Chanell: I love African print and I love Nike sneakers, and New Era hats that I try to get custom made. Harlem is my favorite place to shop, because that’s where I used to go with my mom. I live in Brooklyn, but I don’t shop there.

Go to 125th street, start from the west side and walk to the east side. The African stores there are my favorite. ‘cause it’s all handmade things by African people. I feel good giving my money to them, and it’s all different, stuff that you’ve never seen. I get the freshest hats and sneakers there. They have everything. The African market on 116th street in Manhattan is great too. When I go shopping for hats… it has to be the correct hat for the right moment. You feel it when you see the hat and you put it on. Another place I have to shout out is on 134th street, The Vault. They have really fresh clothes in general. As a person that is a female masculine of center, I feel comfortable with the people that work there, plus it’s black owned. Also, while you’re there, get your haircut cut at Denny Moe’s Superstar Barber Shop across the street from The Vault. They’re definitely queer friendly and that’s where I go.

dapperQ: Do you have any final fashion tips you’d like to leave us with?

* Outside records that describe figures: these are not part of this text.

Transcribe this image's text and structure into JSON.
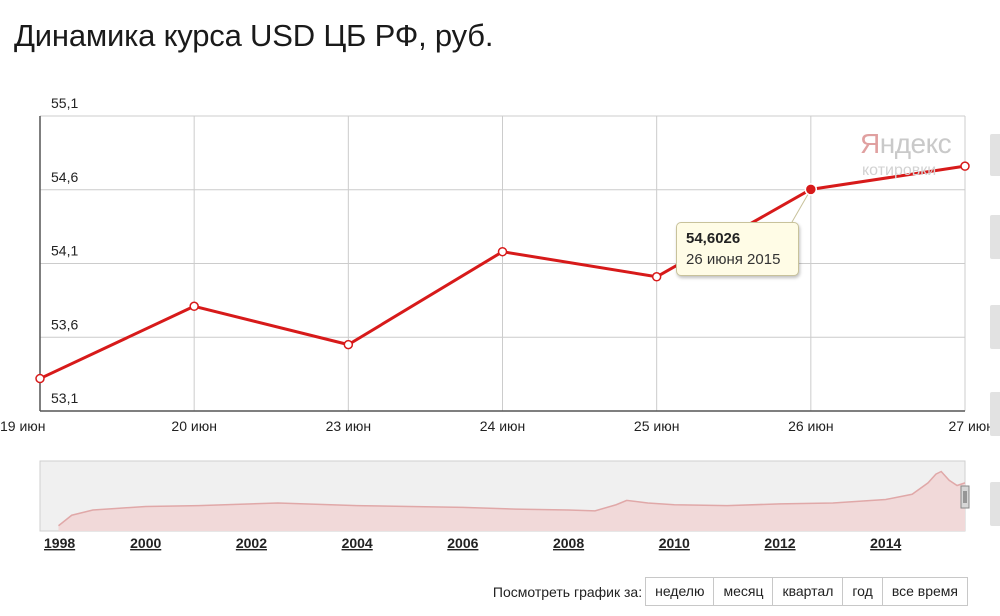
{
  "title": "Динамика курса USD ЦБ РФ, руб.",
  "colors": {
    "line": "#d71a1a",
    "grid": "#cccccc",
    "nav_fill": "#f1d9d9",
    "nav_line": "#e0a8a8"
  },
  "chart_data": [
    {
      "type": "line",
      "title": "Динамика курса USD ЦБ РФ, руб.",
      "categories": [
        "19 июн",
        "20 июн",
        "23 июн",
        "24 июн",
        "25 июн",
        "26 июн",
        "27 июн"
      ],
      "series": [
        {
          "values": [
            53.32,
            53.81,
            53.55,
            54.18,
            54.01,
            54.6026,
            54.76
          ]
        }
      ],
      "yticks": [
        "55,1",
        "54,6",
        "54,1",
        "53,6",
        "53,1"
      ],
      "ylim": [
        53.1,
        55.1
      ],
      "grid": true,
      "highlight": {
        "index": 5,
        "value_label": "54,6026",
        "date_label": "26 июня 2015"
      }
    },
    {
      "type": "area",
      "xticks": [
        "1998",
        "2000",
        "2002",
        "2004",
        "2006",
        "2008",
        "2010",
        "2012",
        "2014"
      ],
      "xlim": [
        1998,
        2015.5
      ],
      "ylim": [
        0,
        80
      ],
      "x": [
        1998.35,
        1998.6,
        1999.0,
        1999.5,
        2000.0,
        2001.0,
        2002.0,
        2002.5,
        2003.0,
        2004.0,
        2005.0,
        2006.0,
        2007.0,
        2008.0,
        2008.5,
        2008.9,
        2009.1,
        2009.5,
        2010.0,
        2011.0,
        2012.0,
        2013.0,
        2014.0,
        2014.5,
        2014.8,
        2014.95,
        2015.05,
        2015.2,
        2015.35,
        2015.5
      ],
      "y": [
        6,
        18,
        24,
        26,
        28,
        29,
        31,
        32,
        31,
        29,
        28,
        27,
        25,
        24,
        23,
        30,
        35,
        32,
        30,
        29,
        31,
        32,
        36,
        42,
        55,
        65,
        68,
        58,
        52,
        55
      ]
    }
  ],
  "watermark": {
    "title_first": "Я",
    "title_rest": "ндекс",
    "subtitle": "котировки"
  },
  "range_selector": {
    "label": "Посмотреть график за:",
    "buttons": [
      "неделю",
      "месяц",
      "квартал",
      "год",
      "все время"
    ]
  }
}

Chanell: I’m a larger person so for me, you have to feel comfortable in what you wear. You have to have swag, which to me means getting something that fits your body and will make you shine. Make you feel like “I’m the hottest thing right now.” That’s what swag is. And accessorize. Wear earrings if you love to wear earrings. If you are the type of person that gets a short hair cut try to do something innovative with that short haircut, talk to your barber about a style idea that you’re having. My biggest thing would be exploration. Always walk into a store that you’ve never been to before. And for bigger people, spend the time that it takes to sit down with yourself and figure out what’s comfortable for you. Because it’s only gonna look great on your body if you feel like you look hot. There are a lot of people out there that love larger people and just knowing that is going to make you feel more comfortable with your body. That’s one of the things that I struggle with and it would be great to see more images of larger people looking fresh and looking hot. Ladies love it, other guys love it, so be comfortable with it.